Moses: - Was raised in Egyptian royal culture, so would have absorbed Egyptian priestly and mystery lore. - Preserved Mesopotamian influences already embedded in Genesis: flood myth, Eden motifs, divine council language. - Codified a Torah that blends Egyptian ritual (tabernacle/ark with parallels to Egyptian sacred barks and shrines) with Mesopotamian covenantal-legal forms (treaty law, suzerainty covenants).
Knight & Lomas’ claim is that this created a “royal line” of initiates—Moses not just as lawgiver but as hierophant who transmuted Egyptian death-and-resurrection initiation into Israelite covenant.
- Sumerian Influences: Biblical creation/flood stories (Genesis) parallel Sumerian epics (e.g., Enuma Elish, Gilgamesh). Moses' birth legend (basket in reeds) echoes Sargon of Akkad's (c. 2300 BCE), suggesting adaptation for a "royal" motif—Sargon as foundling king, Moses as liberator-prophet founding a divine kingship line.

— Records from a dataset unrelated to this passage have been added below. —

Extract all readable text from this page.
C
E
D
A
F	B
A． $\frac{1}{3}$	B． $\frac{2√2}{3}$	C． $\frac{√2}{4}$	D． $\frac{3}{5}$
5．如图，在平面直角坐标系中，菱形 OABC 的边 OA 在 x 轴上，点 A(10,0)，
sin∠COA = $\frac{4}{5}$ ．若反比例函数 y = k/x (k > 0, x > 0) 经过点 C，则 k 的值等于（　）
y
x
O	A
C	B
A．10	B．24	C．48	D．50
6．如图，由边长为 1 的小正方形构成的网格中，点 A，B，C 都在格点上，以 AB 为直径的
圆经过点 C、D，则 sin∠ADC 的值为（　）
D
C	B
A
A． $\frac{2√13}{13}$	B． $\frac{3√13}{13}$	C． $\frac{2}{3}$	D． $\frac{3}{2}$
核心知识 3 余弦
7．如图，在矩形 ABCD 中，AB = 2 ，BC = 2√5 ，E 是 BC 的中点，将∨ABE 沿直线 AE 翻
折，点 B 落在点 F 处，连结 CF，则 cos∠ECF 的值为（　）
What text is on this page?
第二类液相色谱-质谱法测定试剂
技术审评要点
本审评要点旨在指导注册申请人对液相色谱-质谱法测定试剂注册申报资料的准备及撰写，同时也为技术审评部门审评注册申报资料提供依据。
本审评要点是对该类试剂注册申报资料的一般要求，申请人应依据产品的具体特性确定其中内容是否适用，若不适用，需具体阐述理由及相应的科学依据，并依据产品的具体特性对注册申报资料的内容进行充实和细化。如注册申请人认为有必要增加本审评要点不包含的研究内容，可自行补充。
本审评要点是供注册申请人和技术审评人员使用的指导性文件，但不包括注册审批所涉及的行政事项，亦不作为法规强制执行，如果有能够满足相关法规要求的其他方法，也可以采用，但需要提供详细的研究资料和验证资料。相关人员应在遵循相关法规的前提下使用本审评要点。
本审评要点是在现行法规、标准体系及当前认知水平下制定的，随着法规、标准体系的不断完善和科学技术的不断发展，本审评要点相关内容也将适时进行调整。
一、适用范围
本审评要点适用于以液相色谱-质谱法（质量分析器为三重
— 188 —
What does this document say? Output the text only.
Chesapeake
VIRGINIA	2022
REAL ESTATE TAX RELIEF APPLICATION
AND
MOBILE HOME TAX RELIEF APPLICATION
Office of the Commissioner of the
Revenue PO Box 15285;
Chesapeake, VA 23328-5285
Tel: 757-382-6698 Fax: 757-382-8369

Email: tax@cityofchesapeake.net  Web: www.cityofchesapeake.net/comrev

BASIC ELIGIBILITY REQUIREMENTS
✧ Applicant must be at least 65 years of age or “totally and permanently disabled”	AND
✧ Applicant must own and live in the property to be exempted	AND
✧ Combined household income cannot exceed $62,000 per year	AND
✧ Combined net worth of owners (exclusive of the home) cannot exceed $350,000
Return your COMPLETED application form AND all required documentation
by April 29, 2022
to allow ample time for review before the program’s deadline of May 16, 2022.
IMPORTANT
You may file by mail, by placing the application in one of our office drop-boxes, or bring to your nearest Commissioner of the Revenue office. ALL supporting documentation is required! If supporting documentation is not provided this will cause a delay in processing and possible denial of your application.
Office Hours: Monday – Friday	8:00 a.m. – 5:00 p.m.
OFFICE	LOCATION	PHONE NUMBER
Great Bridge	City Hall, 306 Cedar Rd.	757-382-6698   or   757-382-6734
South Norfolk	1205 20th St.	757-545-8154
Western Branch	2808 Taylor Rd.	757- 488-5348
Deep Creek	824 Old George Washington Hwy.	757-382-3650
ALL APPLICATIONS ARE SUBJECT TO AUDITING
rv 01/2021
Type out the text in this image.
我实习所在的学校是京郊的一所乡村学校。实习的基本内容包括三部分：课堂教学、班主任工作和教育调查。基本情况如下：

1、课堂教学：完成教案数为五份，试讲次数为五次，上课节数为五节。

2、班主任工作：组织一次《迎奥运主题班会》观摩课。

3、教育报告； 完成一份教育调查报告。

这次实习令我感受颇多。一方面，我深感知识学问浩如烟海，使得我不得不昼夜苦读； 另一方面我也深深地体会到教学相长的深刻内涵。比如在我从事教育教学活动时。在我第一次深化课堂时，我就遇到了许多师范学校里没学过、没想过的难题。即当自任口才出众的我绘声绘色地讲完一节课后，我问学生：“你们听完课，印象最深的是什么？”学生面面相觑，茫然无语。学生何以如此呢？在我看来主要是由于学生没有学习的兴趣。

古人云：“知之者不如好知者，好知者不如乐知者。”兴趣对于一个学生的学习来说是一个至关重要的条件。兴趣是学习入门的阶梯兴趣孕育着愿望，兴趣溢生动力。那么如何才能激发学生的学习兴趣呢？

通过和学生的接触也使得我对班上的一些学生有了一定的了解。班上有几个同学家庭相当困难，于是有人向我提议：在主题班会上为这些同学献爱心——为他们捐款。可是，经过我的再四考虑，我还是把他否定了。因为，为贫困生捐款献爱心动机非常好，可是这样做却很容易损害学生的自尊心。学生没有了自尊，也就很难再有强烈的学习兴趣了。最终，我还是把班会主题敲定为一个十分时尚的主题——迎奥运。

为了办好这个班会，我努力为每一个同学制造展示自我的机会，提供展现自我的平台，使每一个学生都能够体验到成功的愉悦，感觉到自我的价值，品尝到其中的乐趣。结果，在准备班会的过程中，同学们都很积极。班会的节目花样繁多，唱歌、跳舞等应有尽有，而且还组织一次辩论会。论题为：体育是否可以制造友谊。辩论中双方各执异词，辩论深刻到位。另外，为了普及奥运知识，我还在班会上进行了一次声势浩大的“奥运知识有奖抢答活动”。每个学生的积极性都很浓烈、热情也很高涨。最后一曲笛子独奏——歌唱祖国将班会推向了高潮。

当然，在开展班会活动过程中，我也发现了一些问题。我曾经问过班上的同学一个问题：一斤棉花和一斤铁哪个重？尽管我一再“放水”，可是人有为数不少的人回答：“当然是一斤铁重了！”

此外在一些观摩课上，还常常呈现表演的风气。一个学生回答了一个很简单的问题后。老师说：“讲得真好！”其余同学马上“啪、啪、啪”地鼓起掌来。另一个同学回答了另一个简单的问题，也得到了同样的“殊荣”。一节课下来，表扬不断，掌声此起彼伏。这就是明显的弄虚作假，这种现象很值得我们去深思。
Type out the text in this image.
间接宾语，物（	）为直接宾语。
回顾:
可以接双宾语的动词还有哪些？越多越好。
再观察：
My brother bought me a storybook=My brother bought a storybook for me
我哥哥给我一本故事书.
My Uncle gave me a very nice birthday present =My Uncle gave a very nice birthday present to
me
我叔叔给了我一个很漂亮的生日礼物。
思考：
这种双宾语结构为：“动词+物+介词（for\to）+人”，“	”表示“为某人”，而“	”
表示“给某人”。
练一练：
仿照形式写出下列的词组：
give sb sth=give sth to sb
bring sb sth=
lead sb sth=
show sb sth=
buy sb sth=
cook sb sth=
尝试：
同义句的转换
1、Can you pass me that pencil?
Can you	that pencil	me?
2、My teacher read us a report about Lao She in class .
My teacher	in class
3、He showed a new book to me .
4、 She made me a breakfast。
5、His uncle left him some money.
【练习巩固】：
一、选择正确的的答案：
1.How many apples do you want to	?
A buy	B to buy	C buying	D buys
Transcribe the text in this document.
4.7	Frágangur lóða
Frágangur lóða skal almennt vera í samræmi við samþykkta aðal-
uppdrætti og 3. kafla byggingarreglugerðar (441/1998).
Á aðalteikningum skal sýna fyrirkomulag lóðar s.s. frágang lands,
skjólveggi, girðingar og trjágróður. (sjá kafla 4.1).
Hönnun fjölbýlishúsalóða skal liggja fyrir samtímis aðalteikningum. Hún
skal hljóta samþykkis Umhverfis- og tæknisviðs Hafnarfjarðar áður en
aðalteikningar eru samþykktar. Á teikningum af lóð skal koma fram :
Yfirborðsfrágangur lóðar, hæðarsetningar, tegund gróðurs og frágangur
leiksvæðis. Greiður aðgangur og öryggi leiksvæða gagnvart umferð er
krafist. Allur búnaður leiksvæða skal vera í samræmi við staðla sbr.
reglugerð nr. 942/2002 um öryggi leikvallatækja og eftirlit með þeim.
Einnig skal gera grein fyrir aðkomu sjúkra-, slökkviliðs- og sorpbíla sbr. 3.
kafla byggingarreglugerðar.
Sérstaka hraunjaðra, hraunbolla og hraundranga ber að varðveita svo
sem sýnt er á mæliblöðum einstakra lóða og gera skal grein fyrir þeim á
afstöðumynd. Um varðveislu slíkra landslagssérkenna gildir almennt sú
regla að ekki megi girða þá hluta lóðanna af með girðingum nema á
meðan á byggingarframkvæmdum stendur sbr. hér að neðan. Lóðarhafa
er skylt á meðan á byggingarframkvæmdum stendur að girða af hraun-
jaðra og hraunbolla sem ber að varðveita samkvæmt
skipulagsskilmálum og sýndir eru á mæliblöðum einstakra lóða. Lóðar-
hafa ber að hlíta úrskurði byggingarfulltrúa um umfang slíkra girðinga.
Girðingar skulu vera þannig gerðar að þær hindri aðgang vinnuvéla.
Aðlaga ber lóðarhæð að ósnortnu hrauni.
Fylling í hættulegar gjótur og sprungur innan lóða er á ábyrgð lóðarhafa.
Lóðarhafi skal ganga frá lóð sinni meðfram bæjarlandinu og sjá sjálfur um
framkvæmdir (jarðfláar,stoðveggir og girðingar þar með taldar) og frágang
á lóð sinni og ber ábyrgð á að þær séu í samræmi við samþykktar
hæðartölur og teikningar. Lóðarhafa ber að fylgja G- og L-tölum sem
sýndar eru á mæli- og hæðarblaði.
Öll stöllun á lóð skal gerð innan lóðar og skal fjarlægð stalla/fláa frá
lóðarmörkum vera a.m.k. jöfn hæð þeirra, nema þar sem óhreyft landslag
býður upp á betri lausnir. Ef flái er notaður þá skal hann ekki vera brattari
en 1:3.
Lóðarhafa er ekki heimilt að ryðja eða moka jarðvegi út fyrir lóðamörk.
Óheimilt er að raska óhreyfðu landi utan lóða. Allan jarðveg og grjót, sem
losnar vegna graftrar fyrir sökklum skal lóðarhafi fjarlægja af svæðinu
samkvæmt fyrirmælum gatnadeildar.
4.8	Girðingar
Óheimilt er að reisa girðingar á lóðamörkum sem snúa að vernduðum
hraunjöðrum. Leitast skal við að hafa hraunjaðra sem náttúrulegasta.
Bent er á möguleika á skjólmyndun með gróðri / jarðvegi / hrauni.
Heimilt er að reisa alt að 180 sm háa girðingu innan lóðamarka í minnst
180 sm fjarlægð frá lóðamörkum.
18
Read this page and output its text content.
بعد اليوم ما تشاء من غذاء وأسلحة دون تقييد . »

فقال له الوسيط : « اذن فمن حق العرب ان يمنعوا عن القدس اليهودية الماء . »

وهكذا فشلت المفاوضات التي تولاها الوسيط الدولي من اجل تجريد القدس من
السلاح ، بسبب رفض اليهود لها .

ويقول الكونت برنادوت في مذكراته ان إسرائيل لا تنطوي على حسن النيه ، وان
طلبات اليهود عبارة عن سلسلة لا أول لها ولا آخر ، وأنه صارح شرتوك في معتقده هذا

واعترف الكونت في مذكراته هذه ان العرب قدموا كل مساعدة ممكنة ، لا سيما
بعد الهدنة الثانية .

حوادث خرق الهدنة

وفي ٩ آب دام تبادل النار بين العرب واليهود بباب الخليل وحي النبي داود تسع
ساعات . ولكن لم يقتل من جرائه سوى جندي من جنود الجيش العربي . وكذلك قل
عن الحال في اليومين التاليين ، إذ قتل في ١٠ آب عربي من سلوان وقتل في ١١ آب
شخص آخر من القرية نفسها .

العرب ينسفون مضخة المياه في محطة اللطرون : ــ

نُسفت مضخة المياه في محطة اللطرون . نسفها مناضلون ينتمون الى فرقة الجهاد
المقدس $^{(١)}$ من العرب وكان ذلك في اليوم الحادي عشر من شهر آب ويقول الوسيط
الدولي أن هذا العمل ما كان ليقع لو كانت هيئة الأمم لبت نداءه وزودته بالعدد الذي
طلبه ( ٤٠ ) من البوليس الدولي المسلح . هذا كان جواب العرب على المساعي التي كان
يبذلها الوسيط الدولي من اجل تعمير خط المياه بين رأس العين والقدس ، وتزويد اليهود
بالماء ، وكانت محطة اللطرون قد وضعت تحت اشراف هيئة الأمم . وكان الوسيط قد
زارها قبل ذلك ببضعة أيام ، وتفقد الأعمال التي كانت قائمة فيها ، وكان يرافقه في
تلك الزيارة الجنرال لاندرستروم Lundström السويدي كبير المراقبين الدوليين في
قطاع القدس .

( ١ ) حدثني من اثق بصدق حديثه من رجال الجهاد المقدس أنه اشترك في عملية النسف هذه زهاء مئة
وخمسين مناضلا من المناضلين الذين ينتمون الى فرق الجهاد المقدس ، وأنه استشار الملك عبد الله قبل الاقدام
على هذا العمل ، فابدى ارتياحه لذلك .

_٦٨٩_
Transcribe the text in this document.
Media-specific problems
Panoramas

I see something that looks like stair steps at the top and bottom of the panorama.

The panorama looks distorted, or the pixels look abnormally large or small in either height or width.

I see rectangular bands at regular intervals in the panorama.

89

Some argue Moses "debunked" pagan myths by monotheizing them (e.g., one God vs. polytheism).
- Egyptian Elements: Raised in Pharaoh's court, Moses' name may derive from Egyptian "ms" (born of, e.g., Thutmose). Parallels: Staff-to-serpent (Exodus 7) evokes Egyptian magic; Horus as divine child/king models Moses' role in establishing a covenantal "royal" people.
Synthesis for Royal Line: In esoteric views Moses merges these to create a monotheistic "royal" theology—Sumerian kingship (divine mandate) with Egyptian pharaonic divinity, birthing Israelite theocracy (e.g., Davidic line as eternal kingship, Psalm 89).
- Moses' Basket and the Nile's Prophecy
- Moses' Stammering Tongue from Hot Coal
- The Staff of Moses' Creation Origins
- The Plagues as Midrashic Retributions
Midrash in Exodus Rabbah (1:22) recounts Pharaoh's astrologers prophesying a Hebrew savior born to drown him, leading to the infant decree; baby Moses' basket, woven by Miriam, miraculously floats unharmed amid crocodiles, with God's angels protecting it until Pharaoh's daughter, guided by divine hand, retrieves him as her son.
In Legends of the Jews and Exodus Rabbah (1:26), young Moses in Pharaoh's court grabs the king's crown, prompting fears of usurpation; tested with jewels and coals, an angel pushes his hand to the coal, burning his tongue and causing his lifelong stutter, symbolizing divine humility over worldly ambition.
Midrash in Pirke de-Rabbi Eliezer (40) traces Moses' staff back to Adam's Edenic branch, passed through patriarchs like Jacob and Joseph, engraved with divine names; it blooms miraculously in Jethro's garden, only Moses can retrieve it, using it for plagues and sea-parting as a vessel of primordial power.
Exodus Rabbah (9:8-12) expands each plague as targeted justice: blood for drowned Hebrew babies, frogs for Egyptian cruelty, hail for stolen labor; during darkness, hidden righteous Egyptians join the exodus, while angels debate the merits, underscoring divine measure-for-measure judgment.